Question· Question écrite992answered
France · National Assembly · 6 September 2022
Mme Huguette Tiegna appelle l'attention de Mme la secrétaire d'État auprès du ministre de la transition écologique et de la cohésion des territoires, chargée de la ruralité sur la prolongation ou la révision annoncée du dispositif des zones de revitalisation rurale (ZRR) qui doit disparaître au 31 décembre 2022. Ces ZRR participent pleinement à la dynamique du tissu socio-économique d'une ruralité aussi vigoureuse que fragile. Elles sont de véritables outils pour celles et ceux qui entreprennent au quotidien et qui créent de l'emploi, puisqu'elles prévoient des exonérations temporaires et favorise l'installation ou la reprise d'entreprise. Il s'agit donc d'instruments œuvrant en faveur de l'équité territoriale pour les chambres consulaires et les collectivités locales, au plus près des besoins de terrain et favorise l'attractivité des territoires ruraux. Il y a donc une réelle nécessité pour les 13 092 communes françaises et 456 EPCI couverts par ce régime des ZRR, de connaître leur avenir ou le processus d'élaboration du nouveau dispositif pressenti pour en optimiser le fonctionnement. En effet, en 2019, un comité d'élus, missionné par le ministère de la Cohésion des territoires a rendu ses conclusions dans un rapport de 200 propositions intitulé « Ruralités, une ambition à partager », parmi lesquelles figure la définition d'une nouvelle géographie prioritaire pour les territoires ruraux afin d'optimiser l'efficacité des zonages. Pour y parvenir, ils ont préconisé de prolonger le régime des ZRR notamment pour les communes qui devaient perdre les bénéfices de ce classement en juin 2020. Après examen de l'ensemble des propositions du rapport, le Gouvernement a notamment souhaité donner une suite favorable à ces recommandations de définition d'une géographie prioritaire des territoires ruraux et de prolongation des ZRR, notamment pour les 4 074 communes qui devaient en perdre le bénéfice en juin 2020. De plus, en pleine crise sanitaire, le Gouvernement a prolongé le fonctionnement du zonage existant des ZRR, du 31/12/2020 au 31/12/2022 afin de poursuivre le soutien aux territoires ruraux. Le Gouvernement a également lancé un travail d'analyse approfondie sur l'avenir des zonages prioritaires et leur impact sur le développement économique des territoires en difficulté, en s'appuyant sur de récents travaux parlementaires. À quelques mois de la fin annoncée du dispositif des ZRR existant, elle souhaite interroger le Gouvernement sur l'avenir des ZRR.
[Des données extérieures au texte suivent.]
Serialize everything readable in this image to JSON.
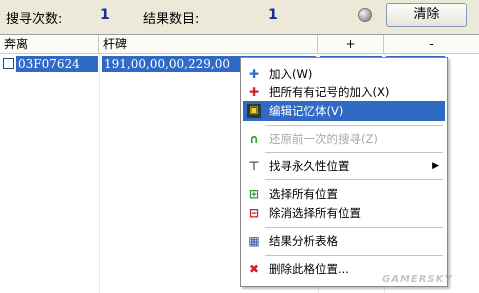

Question· Question écrite1036answered
France · National Assembly · 6 September 2022
Mme Huguette Tiegna appelle l'attention de M. le ministre de la transformation et de la fonction publiques sur les difficultés du métier de secrétaire de mairie et la nécessité de valorisation et de fidélisation de leur cadre d'emploi. Véritable clé de voûte du fonctionnement des mairies, qui plus est dans les zones rurales, où elles/ils participent, de facto , à la vie locale. Le poste de secrétaire de mairie est confronté à une crise de vocation. D'après les chiffres nationaux un large pourcentage des secrétaires de mairie pourra prétendre à leur retraite d'ici 2025, ce qui en fait des profils très recherchés. Ce poste demande de la polyvalence, à ce titre, les formations dispensées actuellement, notamment par le centre de gestion de la fonction publique territoriale, permettent aux postulantes d'acquérir des compétences variées (urbanisme, état civil, paie, comptabilité, marchés publics, gestion des équipements municipaux, préparation des conseils municipaux) et d'appréhender les services aux administrés (accueil et information des usagers, instruction et suivi de demandes d'urbanisme, recensement de la population). Une multitude de connaissances est donc nécessaire, de même que de la souplesse avec des mutualisations de postes entre services mais également entre petites communes, voire des contrats en mi-temps et en CDD, ainsi qu'une adaptabilité de travail amenée par la numérisation des tâches. Les secrétaires de mairie rendent de fiers services aux communes, aux citoyens, au territoire et sont dotées d'un sens du service rendu au public qu'il est précieux de préserver et de valoriser. Au cours des dernières années, il est à relever certaines avancées concernant la valorisation de leur poste, notamment la mise en place du RIFSEEP (régime indemnitaire tenant compte des fonctions, des sujétions, de l'expertise et de l'engagement professionnel) et du NBI (Nouvelle Bonification Indiciaire), qui ne concernent que les titulaires. Les secrétaires de mairie sont donc les chevilles ouvrières de la vie communale et la valorisation de leur cadre d'emploi revêt un enjeu majeur pour le bon fonctionnement des collectivités. À ce titre, Mme Tiegna souhaite connaître les ambitions du ministère de la Transformation et de la Fonction Publique, concernant la valorisation du métier des secrétaires de mairie et leur fidélisation.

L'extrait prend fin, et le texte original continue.